Her age was difficult to discern. At some angles, she looked very young—in her twenties, maybe—but her voice bore a gravelly authority, something Tracy wasn’t used to hearing in women her age. Everyone stopped and listened, even the loud male counselors, who otherwise hadn’t shut up.

The woman—T.J.—took out a piece of paper that seemed to have reminders on it.

She went through them, one by one.

She emphasized and elaborated upon the same rules from earlier. Dispensed a few others, as well: any camper caught outside his or her cabin after curfew would be given one warning and commissary duty for two nights. A second infraction would lead to dismissal from camp.

She paused then, looking up.

Above her, the pine branches were lit orange by the fire. Beyond them, the sky was as black as Tracy had ever seen it, and as full of stars.

“Another thing,” said T.J. “Due to the concern of certain parents, this year’s Survival Trip will look a little different.”

A collective groan.

T.J. held up a hand. “Now listen,” she said. “You’ll still be on your own, in groups. You’ll all be responsible for your own well-being. The only difference is, you’ll have a counselor nearby for those three nights. But they’ll stay about a hundred yards away, unless there’s an emergency you can’t resolve yourselves.”

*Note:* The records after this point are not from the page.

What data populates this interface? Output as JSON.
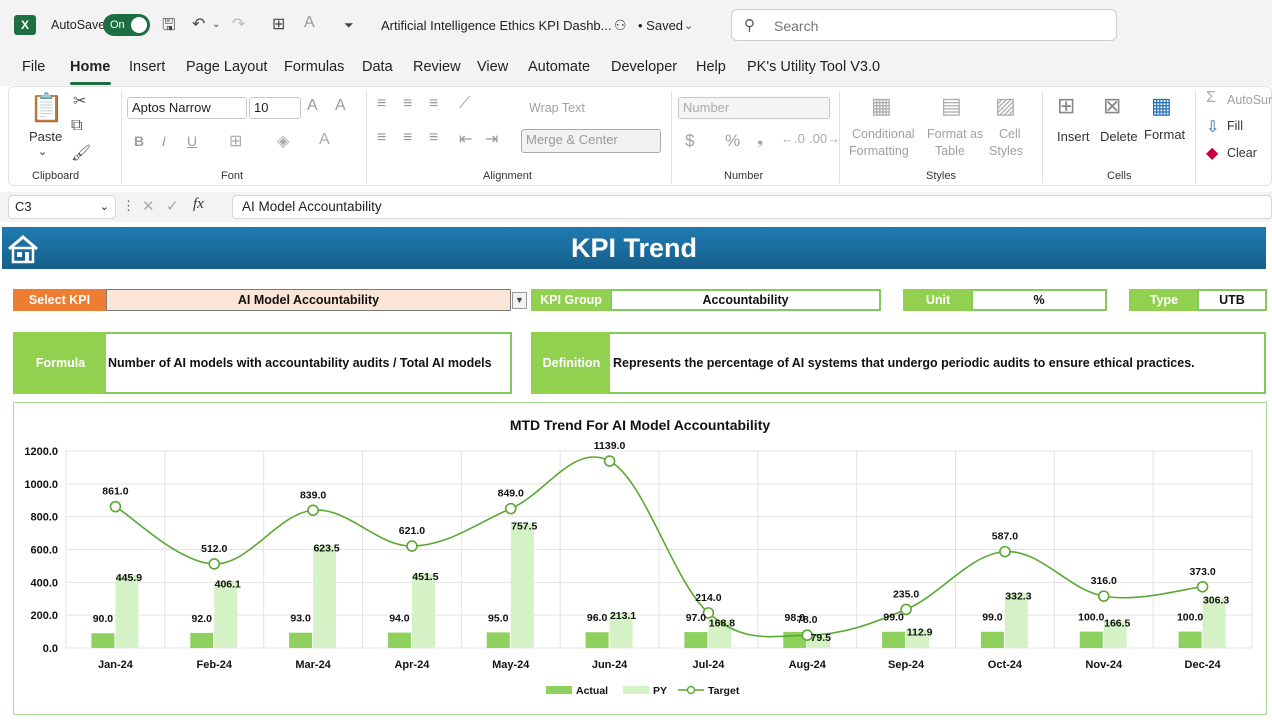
{
  "titlebar": {
    "app_icon": "X",
    "autosave_label": "AutoSave",
    "autosave_state": "On",
    "filename": "Artificial Intelligence Ethics KPI Dashb...",
    "saved_status": "• Saved",
    "search_placeholder": "Search"
  },
  "menu": {
    "items": [
      "File",
      "Home",
      "Insert",
      "Page Layout",
      "Formulas",
      "Data",
      "Review",
      "View",
      "Automate",
      "Developer",
      "Help",
      "PK's Utility Tool V3.0"
    ],
    "active": "Home"
  },
  "ribbon": {
    "clipboard": {
      "paste": "Paste",
      "group": "Clipboard"
    },
    "font": {
      "name": "Aptos Narrow",
      "size": "10",
      "group": "Font",
      "bold": "B",
      "italic": "I",
      "underline": "U"
    },
    "alignment": {
      "wrap": "Wrap Text",
      "merge": "Merge & Center",
      "group": "Alignment"
    },
    "number": {
      "format": "Number",
      "group": "Number",
      "currency": "$",
      "percent": "%"
    },
    "styles": {
      "conditional": "Conditional",
      "conditional2": "Formatting",
      "format_table": "Format as",
      "format_table2": "Table",
      "cell_styles": "Cell",
      "cell_styles2": "Styles",
      "group": "Styles"
    },
    "cells": {
      "insert": "Insert",
      "delete": "Delete",
      "format": "Format",
      "group": "Cells"
    },
    "editing": {
      "autosum": "AutoSur",
      "fill": "Fill",
      "clear": "Clear"
    }
  },
  "formula_bar": {
    "cell_ref": "C3",
    "fx": "fx",
    "content": "AI Model Accountability"
  },
  "dashboard": {
    "title": "KPI Trend",
    "select_kpi_label": "Select KPI",
    "select_kpi_value": "AI Model Accountability",
    "kpi_group_label": "KPI Group",
    "kpi_group_value": "Accountability",
    "unit_label": "Unit",
    "unit_value": "%",
    "type_label": "Type",
    "type_value": "UTB",
    "formula_label": "Formula",
    "formula_value": "Number of AI models with accountability audits / Total AI models",
    "definition_label": "Definition",
    "definition_value": "Represents the percentage of AI systems that undergo periodic audits to ensure ethical practices."
  },
  "colors": {
    "accent_orange": "#ed7d31",
    "accent_green": "#92d050",
    "banner_blue": "#1f7bb0",
    "actual_bar": "#8fd15f",
    "py_bar": "#d4f2c6",
    "target_line": "#5aa832"
  },
  "chart_data": {
    "type": "bar",
    "title": "MTD Trend For AI Model Accountability",
    "categories": [
      "Jan-24",
      "Feb-24",
      "Mar-24",
      "Apr-24",
      "May-24",
      "Jun-24",
      "Jul-24",
      "Aug-24",
      "Sep-24",
      "Oct-24",
      "Nov-24",
      "Dec-24"
    ],
    "series": [
      {
        "name": "Actual",
        "type": "bar",
        "values": [
          90.0,
          92.0,
          93.0,
          94.0,
          95.0,
          96.0,
          97.0,
          98.0,
          99.0,
          99.0,
          100.0,
          100.0
        ]
      },
      {
        "name": "PY",
        "type": "bar",
        "values": [
          445.9,
          406.1,
          623.5,
          451.5,
          757.5,
          213.1,
          168.8,
          79.5,
          112.9,
          332.3,
          166.5,
          306.3
        ]
      },
      {
        "name": "Target",
        "type": "line",
        "values": [
          861.0,
          512.0,
          839.0,
          621.0,
          849.0,
          1139.0,
          214.0,
          78.0,
          235.0,
          587.0,
          316.0,
          373.0
        ]
      }
    ],
    "yticks": [
      "0.0",
      "200.0",
      "400.0",
      "600.0",
      "800.0",
      "1000.0",
      "1200.0"
    ],
    "ylim": [
      0,
      1200
    ],
    "grid": true,
    "legend": "bottom"
  }
}
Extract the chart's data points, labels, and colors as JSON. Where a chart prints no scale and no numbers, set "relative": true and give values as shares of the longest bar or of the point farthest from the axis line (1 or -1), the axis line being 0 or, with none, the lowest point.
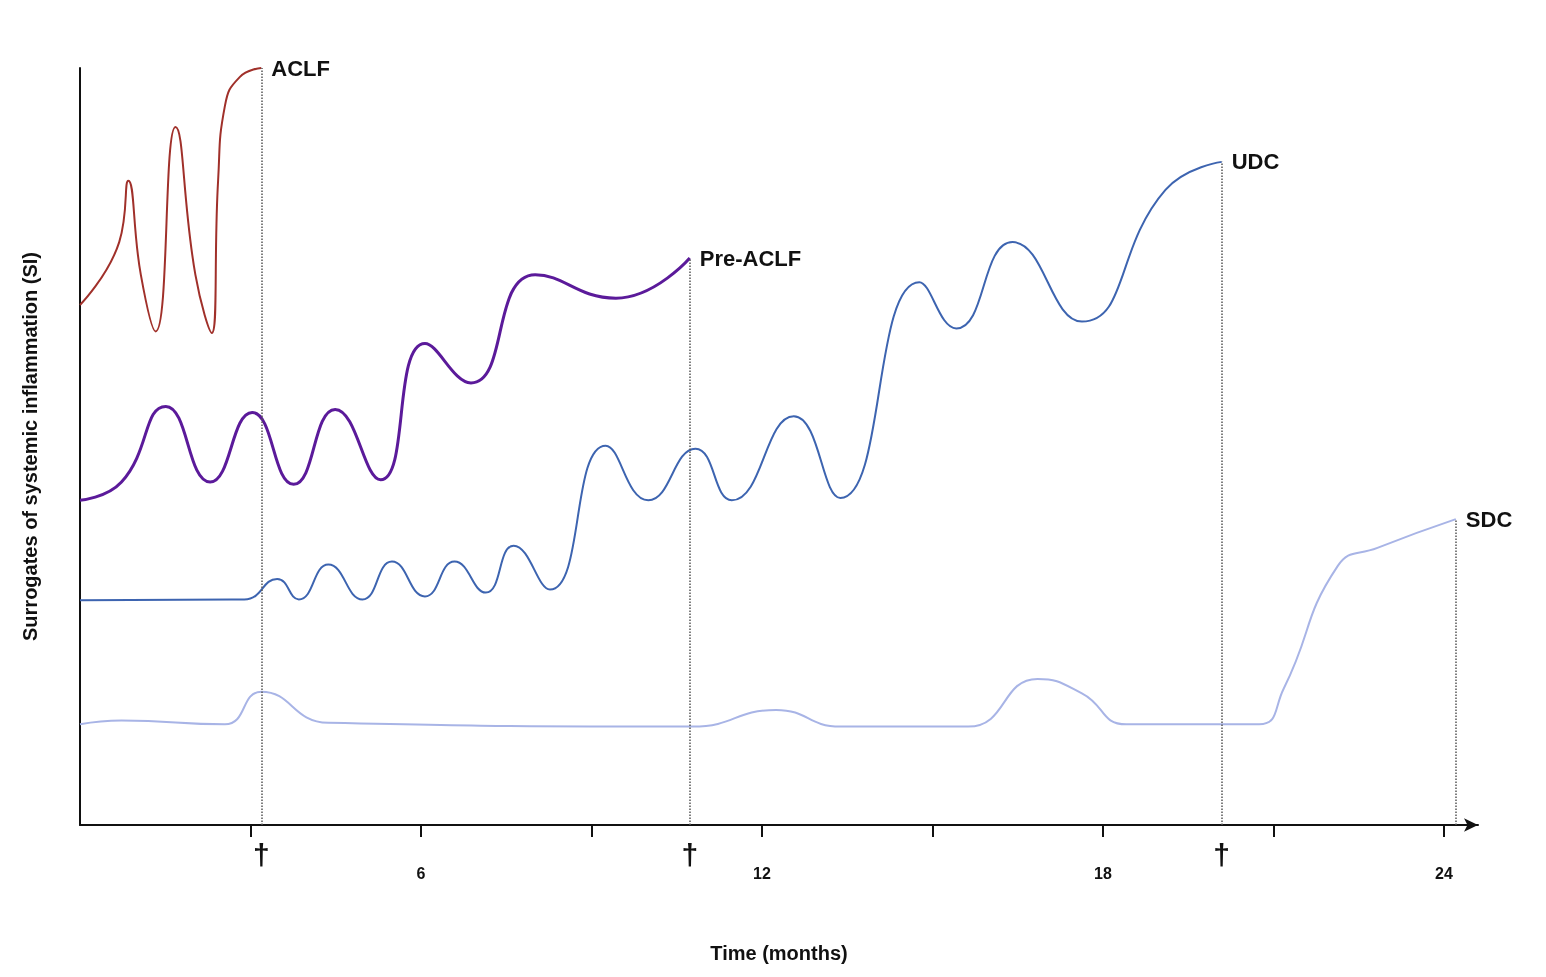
{
  "chart_data": {
    "type": "line",
    "relative": true,
    "xlabel": "Time (months)",
    "ylabel": "Surrogates of systemic inflammation (SI)",
    "marker": "none",
    "legend": false,
    "grid": false,
    "tick_labels": "x",
    "xlim": [
      0,
      24.6
    ],
    "xticks": [
      {
        "value": 3,
        "label": null
      },
      6,
      {
        "value": 9,
        "label": null
      },
      12,
      {
        "value": 15,
        "label": null
      },
      18,
      {
        "value": 21,
        "label": null
      },
      24
    ],
    "series": [
      {
        "name": "ACLF",
        "color": "#a0302a",
        "x": [
          0,
          0.69,
          0.85,
          1.07,
          1.33,
          1.68,
          2.03,
          2.32,
          2.43,
          2.55,
          2.81,
          3.19
        ],
        "values": [
          0.687,
          0.77,
          0.851,
          0.727,
          0.652,
          0.922,
          0.727,
          0.65,
          0.851,
          0.95,
          0.988,
          1.0
        ]
      },
      {
        "name": "Pre-ACLF",
        "color": "#5b1a9a",
        "x": [
          0,
          0.73,
          1.51,
          2.29,
          3.03,
          3.76,
          4.49,
          5.29,
          6.07,
          6.88,
          8.01,
          9.43,
          10.73
        ],
        "values": [
          0.429,
          0.453,
          0.553,
          0.453,
          0.545,
          0.45,
          0.549,
          0.456,
          0.636,
          0.584,
          0.727,
          0.696,
          0.749
        ]
      },
      {
        "name": "UDC",
        "color": "#3d64b0",
        "x": [
          0,
          2.89,
          3.47,
          3.85,
          4.37,
          4.97,
          5.49,
          6.07,
          6.59,
          7.14,
          7.63,
          8.27,
          9.25,
          10.0,
          10.83,
          11.47,
          12.56,
          13.38,
          14.77,
          15.42,
          16.41,
          17.63,
          19.1,
          20.09
        ],
        "values": [
          0.297,
          0.298,
          0.325,
          0.298,
          0.344,
          0.298,
          0.348,
          0.302,
          0.348,
          0.307,
          0.369,
          0.311,
          0.501,
          0.429,
          0.497,
          0.429,
          0.54,
          0.432,
          0.717,
          0.656,
          0.77,
          0.665,
          0.839,
          0.876
        ]
      },
      {
        "name": "SDC",
        "color": "#a8b4e6",
        "x": [
          0,
          0.73,
          2.55,
          3.19,
          4.37,
          10.78,
          12.25,
          13.38,
          15.63,
          16.85,
          17.63,
          18.41,
          20.75,
          21.18,
          22.13,
          22.83,
          24.21
        ],
        "values": [
          0.133,
          0.138,
          0.133,
          0.176,
          0.135,
          0.13,
          0.152,
          0.13,
          0.13,
          0.193,
          0.174,
          0.133,
          0.133,
          0.18,
          0.342,
          0.366,
          0.404
        ]
      }
    ],
    "ref_lines": [
      {
        "axis": "x",
        "value": 3.19,
        "label": "†",
        "color": "#555555",
        "line_style": "dotted"
      },
      {
        "axis": "x",
        "value": 10.73,
        "label": "†",
        "color": "#555555",
        "line_style": "dotted"
      },
      {
        "axis": "x",
        "value": 20.09,
        "label": "†",
        "color": "#555555",
        "line_style": "dotted"
      },
      {
        "axis": "x",
        "value": 24.21,
        "label": null,
        "color": "#555555",
        "line_style": "dotted"
      }
    ]
  }
}
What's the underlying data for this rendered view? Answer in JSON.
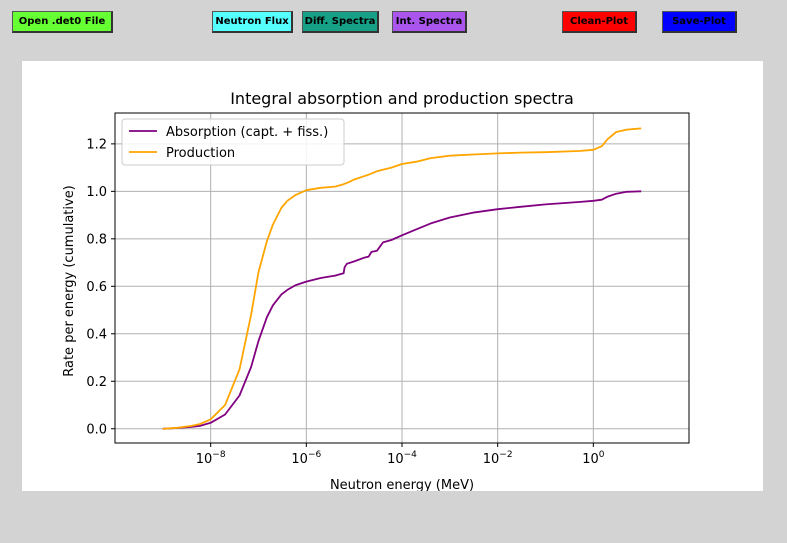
{
  "toolbar": {
    "buttons": [
      {
        "label": "Open .det0 File",
        "color": "#66ff33"
      },
      {
        "label": "Neutron Flux",
        "color": "#55ffff"
      },
      {
        "label": "Diff. Spectra",
        "color": "#16a085"
      },
      {
        "label": "Int. Spectra",
        "color": "#aa55ee"
      },
      {
        "label": "Clean-Plot",
        "color": "#ff0000"
      },
      {
        "label": "Save-Plot",
        "color": "#0000ff"
      }
    ]
  },
  "chart_data": {
    "type": "line",
    "title": "Integral absorption and production spectra",
    "xlabel": "Neutron energy (MeV)",
    "ylabel": "Rate per energy (cumulative)",
    "x_scale": "log",
    "xlim": [
      1e-10,
      100
    ],
    "ylim": [
      -0.06,
      1.33
    ],
    "grid": true,
    "legend_position": "top-left",
    "x_ticks": [
      {
        "value": 1e-08,
        "base": "10",
        "exp": "−8"
      },
      {
        "value": 1e-06,
        "base": "10",
        "exp": "−6"
      },
      {
        "value": 0.0001,
        "base": "10",
        "exp": "−4"
      },
      {
        "value": 0.01,
        "base": "10",
        "exp": "−2"
      },
      {
        "value": 1,
        "base": "10",
        "exp": "0"
      }
    ],
    "y_ticks": [
      {
        "value": 0.0,
        "label": "0.0"
      },
      {
        "value": 0.2,
        "label": "0.2"
      },
      {
        "value": 0.4,
        "label": "0.4"
      },
      {
        "value": 0.6,
        "label": "0.6"
      },
      {
        "value": 0.8,
        "label": "0.8"
      },
      {
        "value": 1.0,
        "label": "1.0"
      },
      {
        "value": 1.2,
        "label": "1.2"
      }
    ],
    "series": [
      {
        "name": "Absorption (capt. + fiss.)",
        "color": "#800080",
        "x": [
          1e-09,
          2e-09,
          4e-09,
          6e-09,
          1e-08,
          2e-08,
          4e-08,
          7e-08,
          1e-07,
          1.5e-07,
          2e-07,
          3e-07,
          4e-07,
          6e-07,
          1e-06,
          2e-06,
          4e-06,
          6e-06,
          6.3e-06,
          7e-06,
          1e-05,
          1.6e-05,
          2e-05,
          2.3e-05,
          3e-05,
          4e-05,
          6e-05,
          0.0001,
          0.0002,
          0.0004,
          0.001,
          0.003,
          0.01,
          0.03,
          0.1,
          0.5,
          1,
          1.5,
          2,
          3,
          5,
          10
        ],
        "y": [
          0.0,
          0.003,
          0.008,
          0.012,
          0.025,
          0.06,
          0.14,
          0.26,
          0.37,
          0.47,
          0.52,
          0.565,
          0.585,
          0.605,
          0.62,
          0.635,
          0.645,
          0.655,
          0.68,
          0.695,
          0.705,
          0.72,
          0.725,
          0.745,
          0.75,
          0.785,
          0.795,
          0.815,
          0.84,
          0.865,
          0.89,
          0.91,
          0.925,
          0.935,
          0.945,
          0.955,
          0.96,
          0.965,
          0.978,
          0.99,
          0.998,
          1.0
        ]
      },
      {
        "name": "Production",
        "color": "#ffa500",
        "x": [
          1e-09,
          2e-09,
          4e-09,
          6e-09,
          1e-08,
          2e-08,
          4e-08,
          7e-08,
          1e-07,
          1.5e-07,
          2e-07,
          3e-07,
          4e-07,
          6e-07,
          1e-06,
          2e-06,
          4e-06,
          6e-06,
          8e-06,
          1e-05,
          2e-05,
          3e-05,
          6e-05,
          0.0001,
          0.0002,
          0.0004,
          0.001,
          0.003,
          0.01,
          0.03,
          0.1,
          0.5,
          1,
          1.5,
          2,
          3,
          5,
          10
        ],
        "y": [
          0.0,
          0.004,
          0.012,
          0.02,
          0.04,
          0.1,
          0.25,
          0.48,
          0.66,
          0.79,
          0.86,
          0.93,
          0.96,
          0.985,
          1.005,
          1.015,
          1.02,
          1.03,
          1.04,
          1.05,
          1.07,
          1.085,
          1.1,
          1.115,
          1.125,
          1.14,
          1.15,
          1.155,
          1.16,
          1.163,
          1.165,
          1.17,
          1.175,
          1.19,
          1.22,
          1.25,
          1.26,
          1.265
        ]
      }
    ]
  }
}
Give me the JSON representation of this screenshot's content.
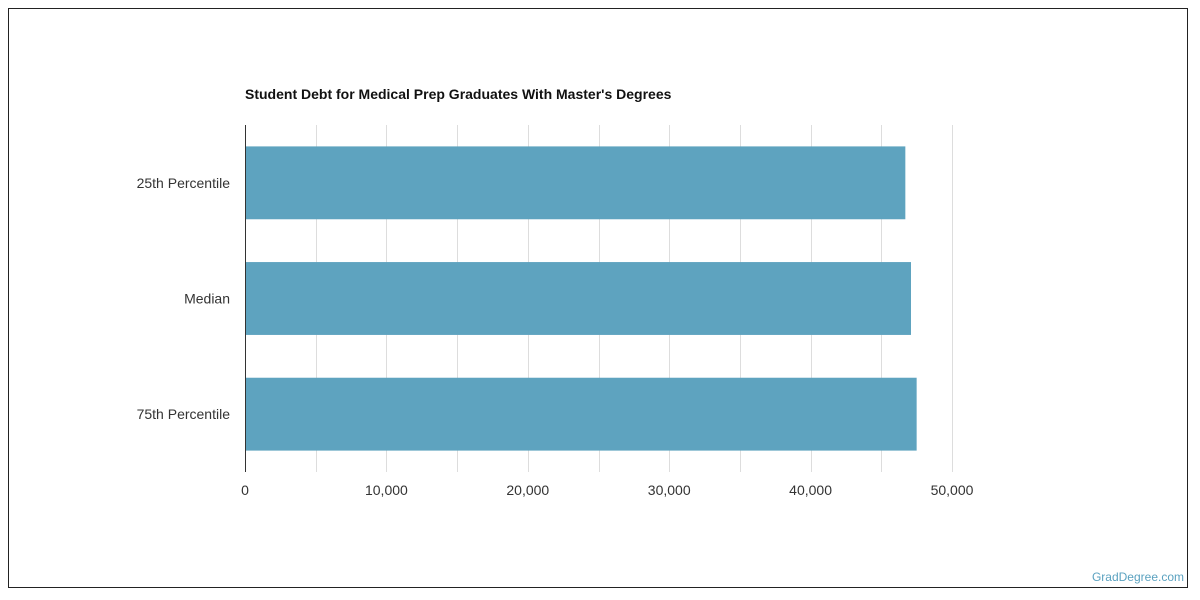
{
  "watermark": "GradDegree.com",
  "chart_data": {
    "type": "bar",
    "orientation": "horizontal",
    "title": "Student Debt for Medical Prep Graduates With Master's Degrees",
    "categories": [
      "25th Percentile",
      "Median",
      "75th Percentile"
    ],
    "values": [
      46700,
      47100,
      47500
    ],
    "xlim": [
      0,
      50000
    ],
    "xticks": [
      0,
      10000,
      20000,
      30000,
      40000,
      50000
    ],
    "xtick_labels": [
      "0",
      "10,000",
      "20,000",
      "30,000",
      "40,000",
      "50,000"
    ],
    "xlabel": "",
    "ylabel": "",
    "grid": true,
    "bar_color": "#5ea3bf",
    "grid_color": "#dddddd",
    "axis_color": "#333333"
  }
}
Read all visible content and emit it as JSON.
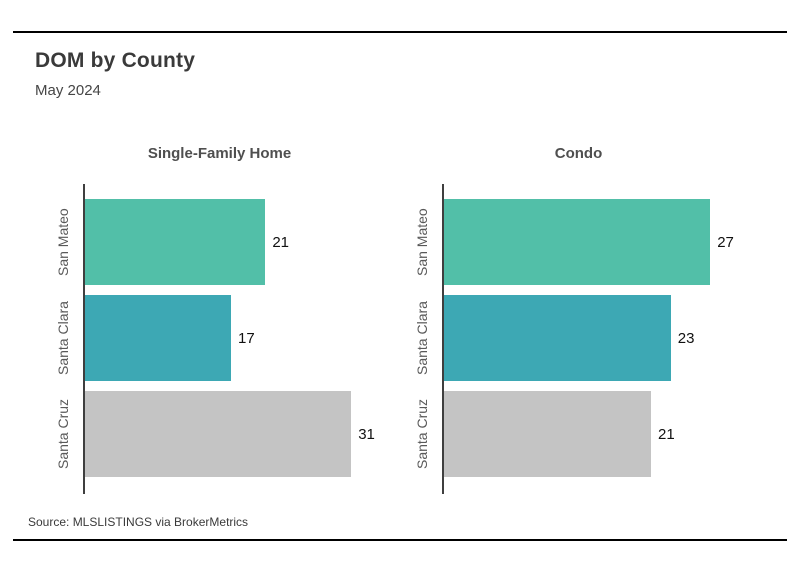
{
  "header": {
    "title": "DOM by County",
    "subtitle": "May 2024"
  },
  "footer": {
    "source": "Source:  MLSLISTINGS via BrokerMetrics"
  },
  "chart_data": {
    "type": "bar",
    "orientation": "horizontal",
    "categories": [
      "San Mateo",
      "Santa Clara",
      "Santa Cruz"
    ],
    "panels": [
      {
        "title": "Single-Family Home",
        "values": [
          21,
          17,
          31
        ]
      },
      {
        "title": "Condo",
        "values": [
          27,
          23,
          21
        ]
      }
    ],
    "bar_colors": [
      "#52BFA8",
      "#3DA8B4",
      "#C4C4C4"
    ],
    "axis_color": "#3F3F3F",
    "value_label_color": "#111111",
    "grid": false,
    "legend": false,
    "value_labels_position": "right-of-bar",
    "max_bar_fraction": 0.87
  }
}
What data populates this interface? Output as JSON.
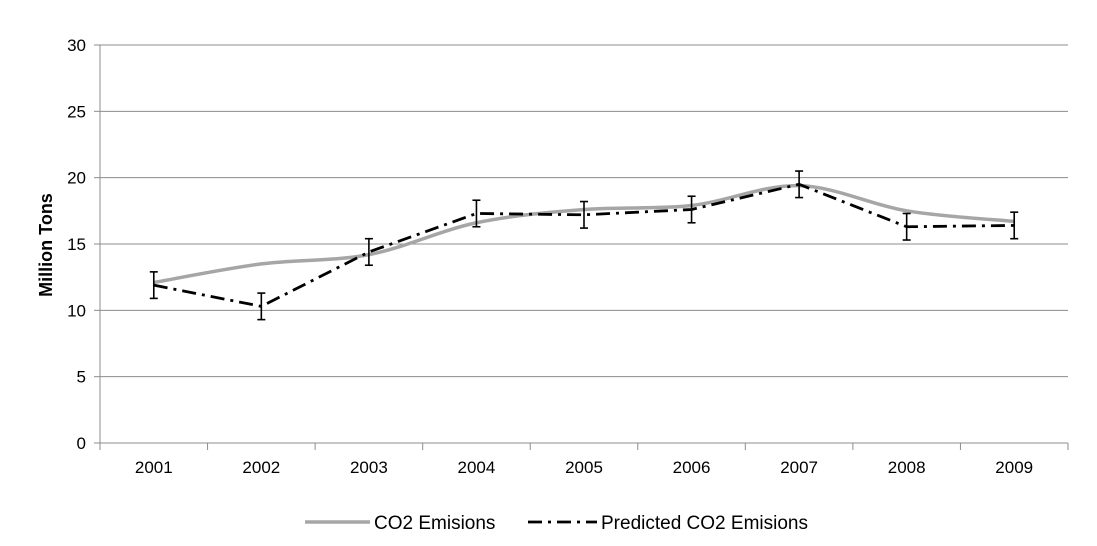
{
  "chart_data": {
    "type": "line",
    "title": "",
    "xlabel": "",
    "ylabel": "Million Tons",
    "categories": [
      "2001",
      "2002",
      "2003",
      "2004",
      "2005",
      "2006",
      "2007",
      "2008",
      "2009"
    ],
    "ylim": [
      0,
      30
    ],
    "yticks": [
      0,
      5,
      10,
      15,
      20,
      25,
      30
    ],
    "grid": true,
    "legend_position": "bottom",
    "series": [
      {
        "name": "CO2 Emisions",
        "values": [
          12.1,
          13.5,
          14.2,
          16.6,
          17.6,
          17.9,
          19.4,
          17.5,
          16.7
        ],
        "color": "#a6a6a6",
        "style": "solid"
      },
      {
        "name": "Predicted CO2 Emisions",
        "values": [
          11.9,
          10.3,
          14.4,
          17.3,
          17.2,
          17.6,
          19.5,
          16.3,
          16.4
        ],
        "error": [
          1.0,
          1.0,
          1.0,
          1.0,
          1.0,
          1.0,
          1.0,
          1.0,
          1.0
        ],
        "color": "#000000",
        "style": "dash-dot"
      }
    ]
  }
}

Silence. And then a solitary voice—male—booed loudly. The rest of the group laughed.

Tracy waited, breath held, to see what T.J. would do. She didn’t look like someone who suffered fools gladly. But she grinned.

“I don’t like it either,” she said. “Trust me.”

•   •   •

That night, after lights-out, Tracy lay in her bed, looking up into darkness, listening first to silence and then to the low sound of stories told in whispers and laughs.

She was alone. She would remain so. Her only job, she told herself, was to make it through the summer.





Louise June 1975












In the dark, Louise held her breath, listening. On the other side of the partition: small wet sniffles. Somebody crying and trying to hide it. This happened every session, on night one.

Louise sat up in bed. Tiptoed past Annabel. Drew aside the curtain. Scanned the room, looking at every camper in turn.

Tracy.

There were Tracy’s eyeballs, glinting in the moonlight, returning her gaze.

•   •   •

Outside, on the steps leading down from the porch, Tracy now sat next to Louise, trying to make herself small. She tucked the nightgown down over her knees. Wrapped her elbows around them, too. She looked, Louise thought, like a large six-year-old.

Again, she sniffed.

“Do you want to talk about it?” asked Louise. Her standard opening—one she’d devised over all four summers—one that left no room for insistence that everything was fine.

The girl shrugged. Embarrassed.

Earlier, at dinner, and then at the campfire that followed, Tracy had seated herself at the end of everything, and then hadn’t said a word. She kept her gaze down. Upon returning to the cabin, she had read a book while the other girls talked, shrieked, ran chaotically about the room, bouncing off every surface like electrons. There was a particular brand of humor employed by twelve- and thirteen-year-old girls, especially when they weren’t in the presence of boys: it was at once disgusting and innocent, bawdy and naive. When it wasn’t being used for ill—when no one was its target—this type of humor delighted Louise. From the wall, she watched them quietly, fondly, recalling what it was like to be in this moment of life that was like a breath before speech, a last sweet pause before some great unveiling.